France: le chef de l'extrême droite, Jean-Marie Le Pen, menacé d'exclusion, se défend devant ses pairs

Le chef historique de l'extrême droite française Jean-Marie Le Pen est arrivé jeudi combattif à une audience disciplinaire organisée par son parti, le Front national, qui envisage de l'exclure pour sanctionner ses provocations répétées sur la Shoah.

Le cofondateur du FN, 87 ans, a été convoqué par sa fille Marine, à qui il a cédé la présidence du parti en 2011, après cinq mois de crise ouverte, jalonnée de déclarations frassantes dans les médias et d'actions en justice.

Il doit s'expliquer devant les membres du bureau exécutif, réunis en formation disciplinaire, mais en l'absence de Marine Le Pen qui n'a pas voulu être "juge et partie".

"Je vais contester leur présence et le droit qu'ils ont de me juger", a déclaré le vieux tribun, en arrivant au siège du parti à Nanterre, près de Paris, en début d'après-midi. "Les chefs sont aux abris, il n'y a que les fantassins ici", a-t-il ironisé.

Depuis son arrivée à la tête du FN, Marine Le Pen, 47 ans, a pris ses distances avec l'héritage sulfureux légué par son père, condamné à plusieurs reprises pour propos antisémites et racistes.

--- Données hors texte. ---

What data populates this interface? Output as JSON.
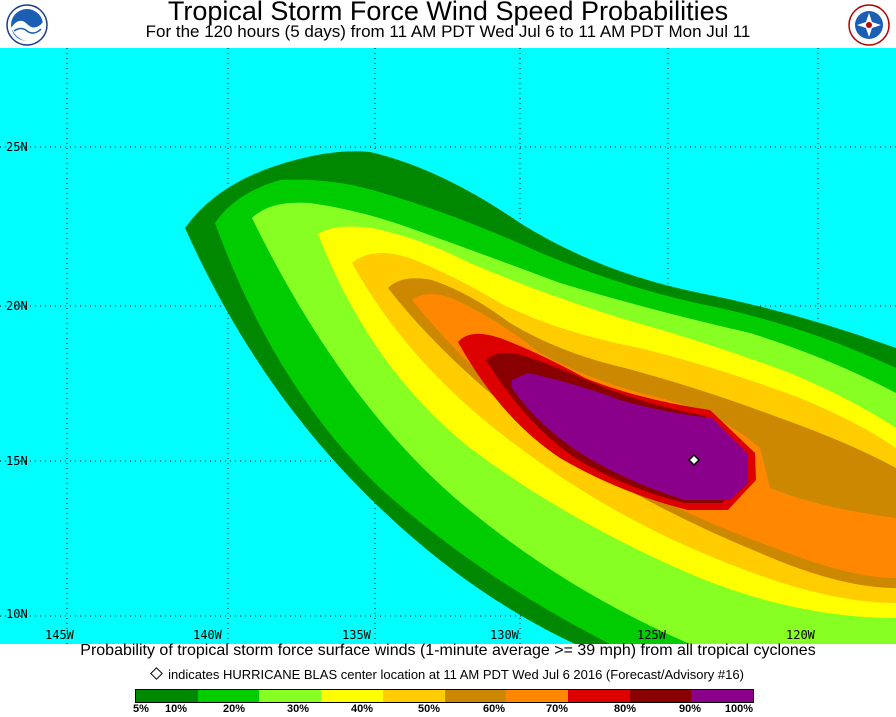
{
  "header": {
    "title": "Tropical Storm Force Wind Speed Probabilities",
    "subtitle": "For the 120 hours (5 days) from 11 AM PDT Wed Jul 6 to 11 AM PDT Mon Jul 11"
  },
  "logos": {
    "left": "noaa-logo",
    "right": "national-weather-service-logo"
  },
  "map": {
    "ocean_color": "#00ffff",
    "lat_labels": [
      "25N",
      "20N",
      "15N",
      "10N"
    ],
    "lon_labels": [
      "145W",
      "140W",
      "135W",
      "130W",
      "125W",
      "120W"
    ],
    "storm_center": {
      "name": "HURRICANE BLAS",
      "lon": -123.7,
      "lat": 15.1
    }
  },
  "caption": "Probability of tropical storm force surface winds (1-minute average >= 39 mph) from all tropical cyclones",
  "center_note": "indicates HURRICANE BLAS center location at 11 AM PDT Wed Jul 6 2016 (Forecast/Advisory #16)",
  "legend": {
    "colors": [
      "#008800",
      "#00cc00",
      "#88ff22",
      "#ffff00",
      "#ffcc00",
      "#cc8800",
      "#ff8800",
      "#dd0000",
      "#880000",
      "#8b008b"
    ],
    "labels": [
      "5%",
      "10%",
      "20%",
      "30%",
      "40%",
      "50%",
      "60%",
      "70%",
      "80%",
      "90%",
      "100%"
    ]
  }
}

Elle a cependant conservé la ligne générale du parti, marquée par des positions nationalistes et anti-immigrés.

Cette stratégie de "dédiabolisation" vise à conforter ses ambitions en vue de l'élection présidentielle de 2017 en France, pour laquelle tous les sondages depuis près d'un an lui prédisent une qualification pour le second tour.

Mais son père estime que le FN n'a pas intérêt à devenir trop lisse. En avril, il a donné une série d'interviews, qualifiant de nouveau les chambres à gaz de "détail" de la Seconde guerre mondiale, ce qui lui vaut d'être poursuivi en justice pour contestation de crimes contre l'humanité.

Déplorant un "suicide politique", Marine Le Pen avait alors engagé une procédure disciplinaire contre lui. En mai, le bureau exécutif du FN l'avait suspendu et lancé un congrès par voie postale pour le défaire de son statut de président d'honneur.

Le "menhir" (surnom lié à ses origines bretonnes) a obtenu en justice l'annulation de ces sanctions. Marine Le Pen a donc dû reprendre la procédure au départ.

Elle espère refermer une crise qui handicape l'extrême droite à quelques mois d'élections régionales, dernier tour de chauffe avant le scrutin présidentiel de 2017. Elle-même sera candidate dans le nord de la France, tandis que sa nièce Marion Maréchal-Le Pen est en lice dans le sud-est, deux régions dans lesquelles le FN espère pouvoir gagner.